Why It Matters: Extending the benefits of virtualization into Radio Access Networks helps communication service providers(CSPs) decrease operational costs and speed bringing 5G services to market while overcoming complexity. The increased agility also enables CSPs to create more innovative services at the edge. This news follows Nokia and Samsung that recently made similar announcements.

Tags: Intel, VMware, RAN, vRAN, 5G, Deutsche Telekom, Vodafone, AT&T and Orange

Fortune: Rackspace shares tumble 20% on first day of trading after IPO
Shares of business technology company Rackspace tanked on Wednesday following an initial public offering, just like they did in 2008 after a previous IPO. Rackspace shares fell over 20% to $16.17, a similar performance to their first day of trading 12 years ago. Similar to how the nation’s economy was reeling from the Great Recession when Rackspace originally went public, the business world is now suffering in the wake of the coronavirus pandemic.

Why It Matters: Unable to compete with Amazon, Microsoft and Google in the public cloud market, Rackspace has repositioned itself since going private in 2016. The company made a series of acquisitions while trying to rebrand itself as a multicloud solutions provider. Its second IPO is being called by many the worst of the year and the company’s S-1 filing stated 85% of the IPO cash will go toward paying down debt. In 2019 the company reported a net loss of $102 million and in the latest quarter will report net loss of $24 to 44 million.

Tags: Rackspace, IPO, Apollo Global Management

Fox News: Sprint stores get rebrand, begin operating under T-Mobile brand
Sprint retail stores nationwide are getting a fresh look this week as they officially begin to operate under the T-Mobile brand beginning Sunday. The move follows the completion of a $26 billion merger agreement between the two companies. According to T-Mobile, the merger with Sprint will allow the company to “deliver a 5G network second to none and be a supercharged Un-carrier with the ability to up-level competition and better compete on price.”panies in April to create a new wireless giant to take on competitors Verizon and AT&T.

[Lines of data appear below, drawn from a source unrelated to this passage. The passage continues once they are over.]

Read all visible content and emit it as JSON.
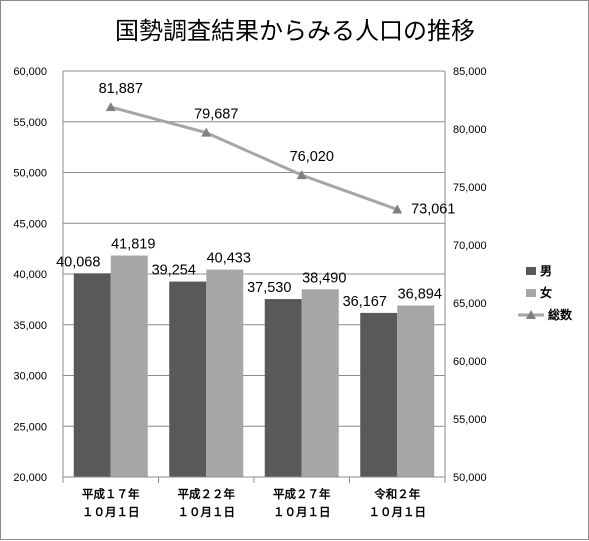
{
  "chart_data": {
    "type": "bar",
    "title": "国勢調査結果からみる人口の推移",
    "categories": [
      [
        "平成１７年",
        "１０月１日"
      ],
      [
        "平成２２年",
        "１０月１日"
      ],
      [
        "平成２７年",
        "１０月１日"
      ],
      [
        "令和２年",
        "１０月１日"
      ]
    ],
    "series": [
      {
        "name": "男",
        "type": "bar",
        "axis": "left",
        "color": "#595959",
        "values": [
          40068,
          39254,
          37530,
          36167
        ],
        "labels": [
          "40,068",
          "39,254",
          "37,530",
          "36,167"
        ]
      },
      {
        "name": "女",
        "type": "bar",
        "axis": "left",
        "color": "#a6a6a6",
        "values": [
          41819,
          40433,
          38490,
          36894
        ],
        "labels": [
          "41,819",
          "40,433",
          "38,490",
          "36,894"
        ]
      },
      {
        "name": "総数",
        "type": "line",
        "axis": "right",
        "color": "#a6a6a6",
        "marker_color": "#808080",
        "marker": "triangle",
        "values": [
          81887,
          79687,
          76020,
          73061
        ],
        "labels": [
          "81,887",
          "79,687",
          "76,020",
          "73,061"
        ]
      }
    ],
    "y_left": {
      "min": 20000,
      "max": 60000,
      "step": 5000,
      "ticks": [
        "20,000",
        "25,000",
        "30,000",
        "35,000",
        "40,000",
        "45,000",
        "50,000",
        "55,000",
        "60,000"
      ]
    },
    "y_right": {
      "min": 50000,
      "max": 85000,
      "step": 5000,
      "ticks": [
        "50,000",
        "55,000",
        "60,000",
        "65,000",
        "70,000",
        "75,000",
        "80,000",
        "85,000"
      ]
    },
    "grid": true,
    "legend": "right"
  }
}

Why It Matters: The real story is not that storefronts are getting rebranded but that T-Mobile acquired 2.5 GHz spectrum from Sprint to better compete against AT&T and Verizon, especially as 5G gets rolled out nationwide. This should translate to better pricing for consumers. For tech companies this means helping service providers operate their networks at a lower cost and simplifying the network operations and management will be a huge opportunity.

Tags: Sprint, T-Mobile, 5G, spectrum, Verizon, AT&T

eWeek: Why Congress is Getting Closer to More Regulation of Big Tech
Congressional hearings about major technology companies have been going on for years. Most of the time the hearings have revealed that members of Congress know little about the issues relating to the technology business, and as a result the hearings were ineffectual and the outcome predictable. This year was different. For the past year, the big tech companies have been complying with congressional records requests, resulting in millions of pages being sent to the staff of the House Committee on the Judiciary. Staffers have been spending their time going over the resulting evidence, briefing the committee members and preparing questions. Perhaps even more important was the bipartisan nature of the proceedings.

Why It Matters: We live in a more complex technology vendor landscape where the lines are blurring and there is more competition to serve the individual industries and consumer groups. That makes ensuring privacy, adtech practices and antitrust issues that much more convoluted.